In another proof I stumbled over the following question.
Let $(e_n)$ be an ONB of $L^2$ on a compact domain and $f \in L^1.$(this is the point here, $f$ is a priori not in $L^2$).So we have $L^2 \subset L^1$. Now, we have $\langle f, e_n \rangle =0$ for $n \ge 5$ and $\langle f,e_i \rangle$ for $i \in \{1,...,4\}$ exists and is finite.
Does this imply that $f \in span(e_1,...,e_4)$?

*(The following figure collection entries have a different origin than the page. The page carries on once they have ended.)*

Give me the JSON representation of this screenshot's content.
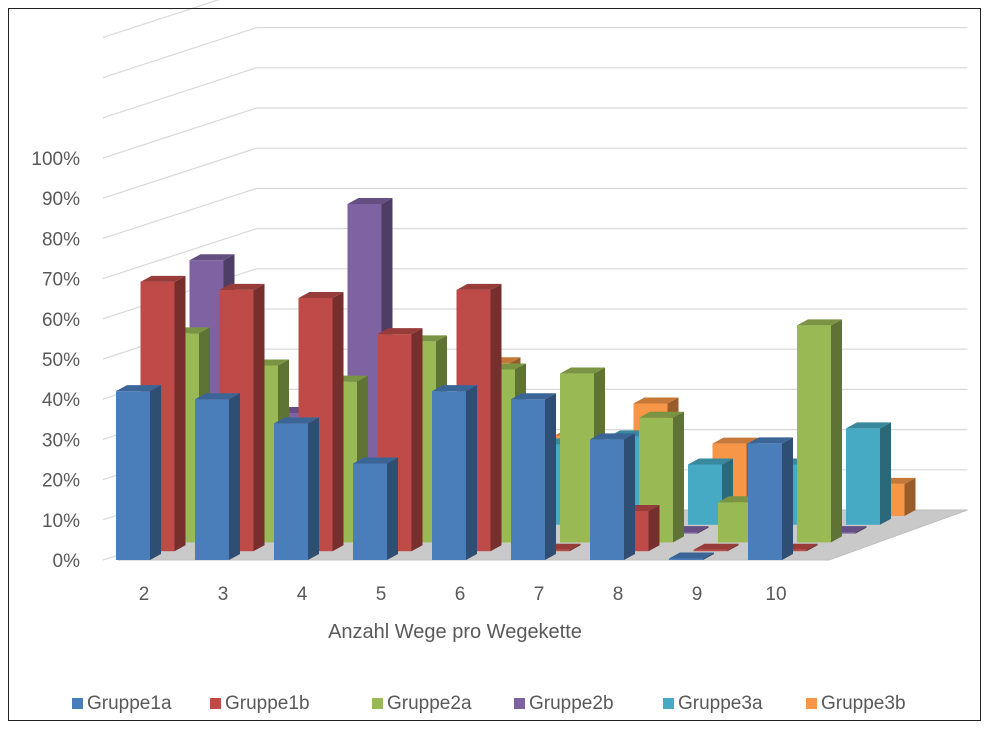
{
  "chart_data": {
    "type": "bar",
    "variant": "3d-column",
    "title": "",
    "xlabel": "Anzahl Wege pro Wegekette",
    "ylabel": "",
    "y_ticks": [
      "0%",
      "10%",
      "20%",
      "30%",
      "40%",
      "50%",
      "60%",
      "70%",
      "80%",
      "90%",
      "100%"
    ],
    "ylim": [
      0,
      100
    ],
    "categories": [
      "2",
      "3",
      "4",
      "5",
      "6",
      "7",
      "8",
      "9",
      "10"
    ],
    "legend_position": "bottom",
    "grid": true,
    "series": [
      {
        "name": "Gruppe1a",
        "color": "#4a7ebb",
        "values": [
          42,
          40,
          34,
          24,
          42,
          40,
          30,
          0,
          29
        ]
      },
      {
        "name": "Gruppe1b",
        "color": "#be4b48",
        "values": [
          67,
          65,
          63,
          54,
          65,
          0,
          10,
          0,
          0
        ]
      },
      {
        "name": "Gruppe2a",
        "color": "#98b954",
        "values": [
          52,
          44,
          40,
          50,
          43,
          42,
          31,
          10,
          54
        ]
      },
      {
        "name": "Gruppe2b",
        "color": "#7e62a1",
        "values": [
          68,
          30,
          82,
          28,
          25,
          0,
          0,
          0,
          0
        ]
      },
      {
        "name": "Gruppe3a",
        "color": "#46aac5",
        "values": [
          20,
          20,
          20,
          20,
          20,
          22,
          15,
          15,
          24
        ]
      },
      {
        "name": "Gruppe3b",
        "color": "#f79646",
        "values": [
          36,
          28,
          20,
          38,
          20,
          28,
          18,
          8,
          8
        ]
      }
    ]
  }
}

In case that this is true, maybe a density argument could lead to something, I would say, but this is really the only idea I have.
Proof for the Fourier series case, $L^2([0,2\pi])$: Here we take $e_n(x) = e^{inx}, n \in \mathbb {Z}.$ Suppose $f\in L^1([0,2\pi])$ and $\langle f,e_n \rangle = 0, n \in \mathbb {Z}\setminus \{1,2,3,4\}.$ Poisson integral theory says
$$P_r[f](t) = \sum_{n\in \mathbb {Z}}\hat {f}(n)r^{|n|}e^{int}$$
converges to $f$ in $L^1$ as $r\to 1^-.$ But the sum above is the sum only over $n=1,2,3,4$ and the limit of this in $L^1$ is clearly $\sum_{n=1}^{4}\hat {f}(n)e^{int}.$ Hence $f$ equals this last sum.